Solders, as a class, are "interesting" metals. And the properties of indium-containing solders are exceptionally interesting. Indium’s (and indium's alloys') physical and mechanical properties are unique when compared to the metallic elements and alloys typically examined.
To put this into context, a metallurgist from a customer company called me because, after looking over our table of solder alloy properties, he claimed our data couldn’t possibly be correct! After a detailed conversation, I understood the nature of his concern. His background was not in solder materials, and the shear strength data for indium (890PSI) is exceeded by its tensile strength (273PSI). This "interesting" situation prompted further questioning. These numbers are, however, accurate.
The graph on right numerically depicts the shear nature of this material. Over a test area of approximately 0.5 square inches, a soldered interface that was sheared at a rate of 1mm/minute to fracture extended 1.6mm before yielding. This extension is indicative of the putty-like nature of pure indium. As expected, The load at yield roughly matched the shear strength cited above for the bulk material because the yield location in this assembly was through the bulk material, rather than along the intermetallic edge.

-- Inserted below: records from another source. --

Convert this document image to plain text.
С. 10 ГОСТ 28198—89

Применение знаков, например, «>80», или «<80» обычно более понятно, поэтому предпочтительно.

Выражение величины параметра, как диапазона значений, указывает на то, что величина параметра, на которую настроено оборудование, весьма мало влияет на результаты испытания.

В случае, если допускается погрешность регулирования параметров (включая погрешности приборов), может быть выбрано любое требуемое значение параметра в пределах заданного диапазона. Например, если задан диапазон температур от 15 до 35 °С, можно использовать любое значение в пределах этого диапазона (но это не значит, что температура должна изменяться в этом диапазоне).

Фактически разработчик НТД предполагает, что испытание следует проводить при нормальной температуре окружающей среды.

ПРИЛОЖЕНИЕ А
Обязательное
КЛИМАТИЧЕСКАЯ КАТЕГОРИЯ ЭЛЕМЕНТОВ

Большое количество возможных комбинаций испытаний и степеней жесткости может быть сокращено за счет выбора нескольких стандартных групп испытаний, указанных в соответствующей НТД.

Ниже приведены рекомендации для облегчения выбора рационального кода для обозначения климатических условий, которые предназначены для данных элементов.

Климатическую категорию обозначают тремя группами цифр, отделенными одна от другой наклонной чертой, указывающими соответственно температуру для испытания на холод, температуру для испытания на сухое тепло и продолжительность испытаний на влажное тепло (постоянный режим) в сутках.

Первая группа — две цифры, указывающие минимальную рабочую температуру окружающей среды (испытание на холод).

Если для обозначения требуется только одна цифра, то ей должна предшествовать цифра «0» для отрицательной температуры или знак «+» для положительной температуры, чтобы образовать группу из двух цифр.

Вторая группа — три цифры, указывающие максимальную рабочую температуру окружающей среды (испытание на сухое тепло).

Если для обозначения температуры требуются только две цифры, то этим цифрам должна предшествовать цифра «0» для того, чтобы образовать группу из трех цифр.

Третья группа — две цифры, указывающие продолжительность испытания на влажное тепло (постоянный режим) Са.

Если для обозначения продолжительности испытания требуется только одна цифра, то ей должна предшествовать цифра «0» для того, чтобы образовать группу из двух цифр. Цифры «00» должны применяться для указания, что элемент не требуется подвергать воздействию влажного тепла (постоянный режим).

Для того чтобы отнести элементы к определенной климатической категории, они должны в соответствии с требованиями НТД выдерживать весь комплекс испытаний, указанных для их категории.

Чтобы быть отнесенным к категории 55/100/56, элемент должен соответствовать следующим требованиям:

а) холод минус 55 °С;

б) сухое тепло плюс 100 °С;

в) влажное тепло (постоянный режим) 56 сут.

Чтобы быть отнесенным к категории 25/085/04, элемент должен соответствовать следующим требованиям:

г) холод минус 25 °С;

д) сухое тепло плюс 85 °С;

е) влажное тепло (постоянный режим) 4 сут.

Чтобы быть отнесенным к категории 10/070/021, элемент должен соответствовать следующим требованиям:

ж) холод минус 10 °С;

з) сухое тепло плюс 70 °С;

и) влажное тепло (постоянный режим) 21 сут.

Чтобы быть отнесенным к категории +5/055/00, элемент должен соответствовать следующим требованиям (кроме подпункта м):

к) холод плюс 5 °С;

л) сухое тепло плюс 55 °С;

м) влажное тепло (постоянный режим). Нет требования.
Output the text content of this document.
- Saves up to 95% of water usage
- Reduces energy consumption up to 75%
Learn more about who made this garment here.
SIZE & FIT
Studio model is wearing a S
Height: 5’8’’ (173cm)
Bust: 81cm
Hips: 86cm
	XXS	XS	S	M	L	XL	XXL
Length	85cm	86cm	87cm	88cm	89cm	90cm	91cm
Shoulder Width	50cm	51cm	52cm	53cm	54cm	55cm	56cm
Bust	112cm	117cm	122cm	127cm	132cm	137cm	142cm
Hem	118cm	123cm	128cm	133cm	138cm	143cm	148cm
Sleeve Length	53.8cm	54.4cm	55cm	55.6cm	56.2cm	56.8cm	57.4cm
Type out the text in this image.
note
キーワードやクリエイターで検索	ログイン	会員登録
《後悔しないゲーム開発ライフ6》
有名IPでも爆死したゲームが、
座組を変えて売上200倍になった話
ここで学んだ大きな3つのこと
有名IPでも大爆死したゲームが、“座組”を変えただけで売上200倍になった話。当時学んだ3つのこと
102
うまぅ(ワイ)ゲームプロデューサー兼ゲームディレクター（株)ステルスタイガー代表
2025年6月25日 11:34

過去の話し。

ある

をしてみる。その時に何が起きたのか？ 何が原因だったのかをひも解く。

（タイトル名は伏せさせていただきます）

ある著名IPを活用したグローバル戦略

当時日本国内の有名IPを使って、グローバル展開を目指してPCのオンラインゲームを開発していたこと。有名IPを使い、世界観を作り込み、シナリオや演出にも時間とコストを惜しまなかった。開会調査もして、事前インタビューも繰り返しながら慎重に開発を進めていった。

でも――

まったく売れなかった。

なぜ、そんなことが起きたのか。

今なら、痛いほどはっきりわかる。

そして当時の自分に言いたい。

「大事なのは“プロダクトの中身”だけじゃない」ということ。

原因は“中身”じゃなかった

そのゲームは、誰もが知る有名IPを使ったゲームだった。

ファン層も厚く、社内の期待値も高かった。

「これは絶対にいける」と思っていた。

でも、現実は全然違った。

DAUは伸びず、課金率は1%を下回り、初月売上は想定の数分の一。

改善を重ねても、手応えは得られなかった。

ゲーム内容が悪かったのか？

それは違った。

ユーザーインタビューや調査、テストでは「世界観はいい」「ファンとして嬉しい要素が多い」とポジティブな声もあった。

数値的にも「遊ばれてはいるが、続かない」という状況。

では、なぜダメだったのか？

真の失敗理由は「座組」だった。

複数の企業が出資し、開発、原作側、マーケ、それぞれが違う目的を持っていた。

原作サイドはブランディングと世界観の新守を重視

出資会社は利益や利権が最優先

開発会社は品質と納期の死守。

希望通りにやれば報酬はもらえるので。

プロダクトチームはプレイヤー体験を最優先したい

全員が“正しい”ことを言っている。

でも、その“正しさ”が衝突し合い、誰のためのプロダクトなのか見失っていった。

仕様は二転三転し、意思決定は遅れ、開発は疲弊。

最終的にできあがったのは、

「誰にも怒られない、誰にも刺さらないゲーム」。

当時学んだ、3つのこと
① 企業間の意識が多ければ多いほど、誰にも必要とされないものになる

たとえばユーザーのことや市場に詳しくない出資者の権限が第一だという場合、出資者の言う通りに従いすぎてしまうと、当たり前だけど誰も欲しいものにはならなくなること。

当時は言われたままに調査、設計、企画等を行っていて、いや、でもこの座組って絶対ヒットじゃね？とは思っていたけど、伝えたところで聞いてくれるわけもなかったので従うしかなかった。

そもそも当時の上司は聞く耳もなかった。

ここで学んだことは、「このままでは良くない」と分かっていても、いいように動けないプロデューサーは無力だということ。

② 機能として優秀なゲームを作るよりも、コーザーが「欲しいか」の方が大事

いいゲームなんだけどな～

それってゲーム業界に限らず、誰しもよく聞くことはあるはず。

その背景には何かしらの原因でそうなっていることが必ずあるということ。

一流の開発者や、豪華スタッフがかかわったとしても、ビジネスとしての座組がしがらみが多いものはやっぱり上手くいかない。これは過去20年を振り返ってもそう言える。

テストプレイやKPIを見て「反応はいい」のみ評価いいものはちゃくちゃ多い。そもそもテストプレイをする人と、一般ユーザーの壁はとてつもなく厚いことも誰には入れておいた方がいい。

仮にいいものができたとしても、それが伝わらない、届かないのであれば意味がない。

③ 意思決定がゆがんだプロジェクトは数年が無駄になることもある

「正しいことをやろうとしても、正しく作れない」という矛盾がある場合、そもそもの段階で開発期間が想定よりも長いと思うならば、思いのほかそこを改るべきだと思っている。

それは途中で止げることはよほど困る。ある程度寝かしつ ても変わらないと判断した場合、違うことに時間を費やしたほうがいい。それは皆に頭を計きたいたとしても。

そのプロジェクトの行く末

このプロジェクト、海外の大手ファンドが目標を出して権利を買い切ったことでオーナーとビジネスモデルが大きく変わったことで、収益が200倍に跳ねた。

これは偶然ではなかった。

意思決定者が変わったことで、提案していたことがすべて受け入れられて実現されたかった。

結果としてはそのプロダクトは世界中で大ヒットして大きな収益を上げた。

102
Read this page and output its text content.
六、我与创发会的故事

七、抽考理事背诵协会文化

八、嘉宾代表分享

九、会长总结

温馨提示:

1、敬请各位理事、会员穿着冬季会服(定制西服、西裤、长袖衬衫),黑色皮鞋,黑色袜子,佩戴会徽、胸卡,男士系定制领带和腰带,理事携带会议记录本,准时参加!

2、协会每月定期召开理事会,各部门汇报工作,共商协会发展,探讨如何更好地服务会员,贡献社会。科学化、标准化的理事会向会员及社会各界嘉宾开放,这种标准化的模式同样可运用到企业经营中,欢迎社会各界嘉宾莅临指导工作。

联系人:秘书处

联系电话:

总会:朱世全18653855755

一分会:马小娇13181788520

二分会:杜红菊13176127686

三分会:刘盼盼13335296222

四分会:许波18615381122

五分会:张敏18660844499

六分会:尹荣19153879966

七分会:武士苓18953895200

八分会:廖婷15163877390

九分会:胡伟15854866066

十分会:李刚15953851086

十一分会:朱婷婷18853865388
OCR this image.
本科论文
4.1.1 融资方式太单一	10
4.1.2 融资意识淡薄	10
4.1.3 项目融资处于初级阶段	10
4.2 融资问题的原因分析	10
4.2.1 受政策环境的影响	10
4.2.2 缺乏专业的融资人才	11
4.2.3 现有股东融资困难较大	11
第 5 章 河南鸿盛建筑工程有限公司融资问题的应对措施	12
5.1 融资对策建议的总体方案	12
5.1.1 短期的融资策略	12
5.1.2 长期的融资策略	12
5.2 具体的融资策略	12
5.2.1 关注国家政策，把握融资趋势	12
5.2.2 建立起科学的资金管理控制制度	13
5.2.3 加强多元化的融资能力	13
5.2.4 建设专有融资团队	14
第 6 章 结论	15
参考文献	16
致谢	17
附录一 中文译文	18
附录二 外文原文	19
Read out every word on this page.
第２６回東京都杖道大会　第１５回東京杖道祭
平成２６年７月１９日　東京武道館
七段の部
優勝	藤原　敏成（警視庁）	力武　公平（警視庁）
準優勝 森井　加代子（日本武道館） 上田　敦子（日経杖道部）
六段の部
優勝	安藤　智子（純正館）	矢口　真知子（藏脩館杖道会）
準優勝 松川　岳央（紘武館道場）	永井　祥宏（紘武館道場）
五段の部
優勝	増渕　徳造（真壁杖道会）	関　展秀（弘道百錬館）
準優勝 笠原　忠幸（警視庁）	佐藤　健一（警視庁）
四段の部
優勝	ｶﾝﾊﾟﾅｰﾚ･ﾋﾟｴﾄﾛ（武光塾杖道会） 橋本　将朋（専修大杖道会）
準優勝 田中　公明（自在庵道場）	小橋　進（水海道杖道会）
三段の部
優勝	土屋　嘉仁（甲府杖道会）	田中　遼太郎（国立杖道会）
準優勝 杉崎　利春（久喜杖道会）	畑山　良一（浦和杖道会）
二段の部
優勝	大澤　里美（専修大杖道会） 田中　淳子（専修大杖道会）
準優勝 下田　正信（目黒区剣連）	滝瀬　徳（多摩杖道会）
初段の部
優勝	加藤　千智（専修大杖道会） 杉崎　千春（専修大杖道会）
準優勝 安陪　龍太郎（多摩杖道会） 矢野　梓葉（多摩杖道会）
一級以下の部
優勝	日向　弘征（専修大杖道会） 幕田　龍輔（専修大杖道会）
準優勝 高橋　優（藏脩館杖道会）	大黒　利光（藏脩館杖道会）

More extensive information on the physical constants of indium can be found in this application note.
As a sneak peak:
- Indium has a low vapor pressure when molten, rising quickly as the boiling point approaches (2080°C)
- Indium cold welds to itself
- Molten indium will wet glass and glazed ceramics
- Although the softest metal, indium will impart hardness, when added as an alloying agent to other metals such as gold. In fact, the gold indium alloys are used in dental crowns.